If changes would be required in Coke or Pepsi’s corporate culture in the future because they would need to align with or to respond to the evolving society’s needs, they should be carefully incorporated into each brand’s values, promises and to still say Coke or Pepsi. We should perceive the brands as growing individuals, who are going through various phases in life, from childhood, to adolescence, adulthood and experience a wide range of changes throughout their development, but maintain their individuality. As such, Pepsi and Coke should constantly follow their path, permanently maintaining their individuality, while adjusting to the social or commercial environment.
Coca Cola is a family brand, but it was initially introduced as a headache medicine (Tobis, “How Coca - Cola”). The family connection should be its main value, adapted to the various changes that might appear. Changes in the brand already appeared. The initial image of the brand was the American family, but because of the globalization, the brand became customized on each country, promoting the family of the specific country where it is commercialized, with its defining features. In the future, because the technological advancements and the changing rhythm of the family, the idea of the family could change, and Coca Cola should adjust its products on the changing habits of the family (family dinner could become irrelevant in the future, then Coca Cola would need to find the family connection elsewhere, maybe in the office, or wherever people are spending more time together).

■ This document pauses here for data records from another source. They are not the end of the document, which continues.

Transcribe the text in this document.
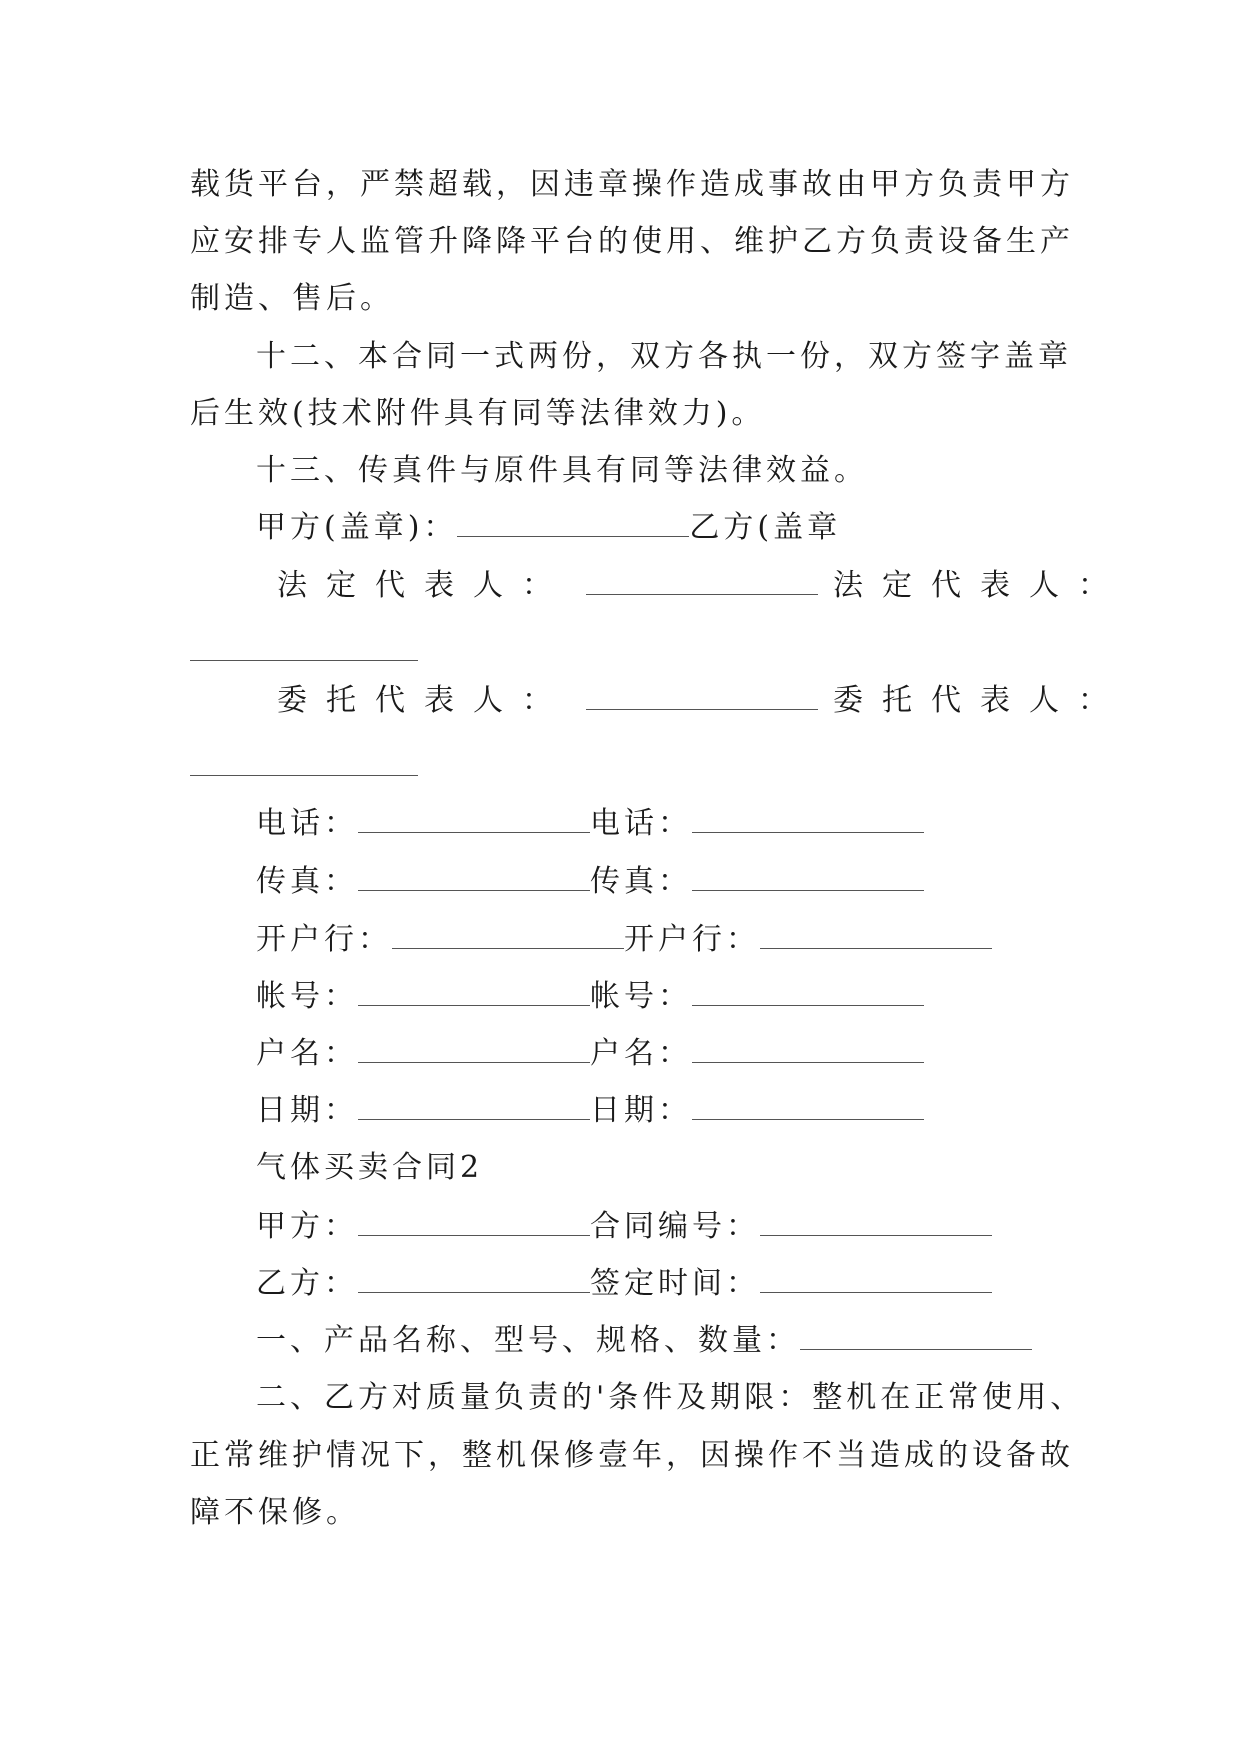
载货平台，严禁超载，因违章操作造成事故由甲方负责甲方
应安排专人监管升降降平台的使用、维护乙方负责设备生产
制造、售后。
十二、本合同一式两份，双方各执一份，双方签字盖章
后生效(技术附件具有同等法律效力)。
十三、传真件与原件具有同等法律效益。
甲方(盖章)：	乙方(盖章
法定代表人：	法定代表人：
委托代表人：	委托代表人：
电话：	电话：
传真：	传真：
开户行：	开户行：
帐号：	帐号：
户名：	户名：
日期：	日期：
气体买卖合同2
甲方：	合同编号：
乙方：	签定时间：
一、产品名称、型号、规格、数量：
二、乙方对质量负责的'条件及期限：整机在正常使用、
正常维护情况下，整机保修壹年，因操作不当造成的设备故
障不保修。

Pepsi Cola is the brand and the choice of the new generation, hence, for this company should be easier to integrate changes, because this is its selling statement. Therefore, whatever Pepsi would do to adapt to changes (flying in cosmos with astronauts, landing on Mars, being enjoyed in the long office meetings, being enjoyed in the streets while kids are playing Kinect or other gadget) would be just natural for Pepsi. Everything that is fresh, new, fun and young is Pepsi and incorporating this in its business should be no challenge for Pepsi.
Berney, J., B. (1995) “Looking inside for competitive advantage” Academy of Management Executive. Vol. 9, no. 4, pp. 49 – 61.
McKelvey, S., M. (2006) “Coca Cola vs. PepsiCo – A ‘Super’ battleground for the Cola wars” Sport Marketing Quarterly. No. 15, pp. 114 – 123.
Over 100 years of fun and refreshment. The Pepsi Cola story. (2005) PepsiCo.
Saedinia, M., Salehi, M., Hashemi, S., M. (2012) “Operation strategies for Coc- Cola vs Pepsi companies to attract their customers” Contemporary Marketing Review. Vol. 1, no. 11, pp. 01 – 15.
Tobis, D. How Coca Cola keeps its corporate image bubbly. Business and Society Review. Pp. 71 – 74.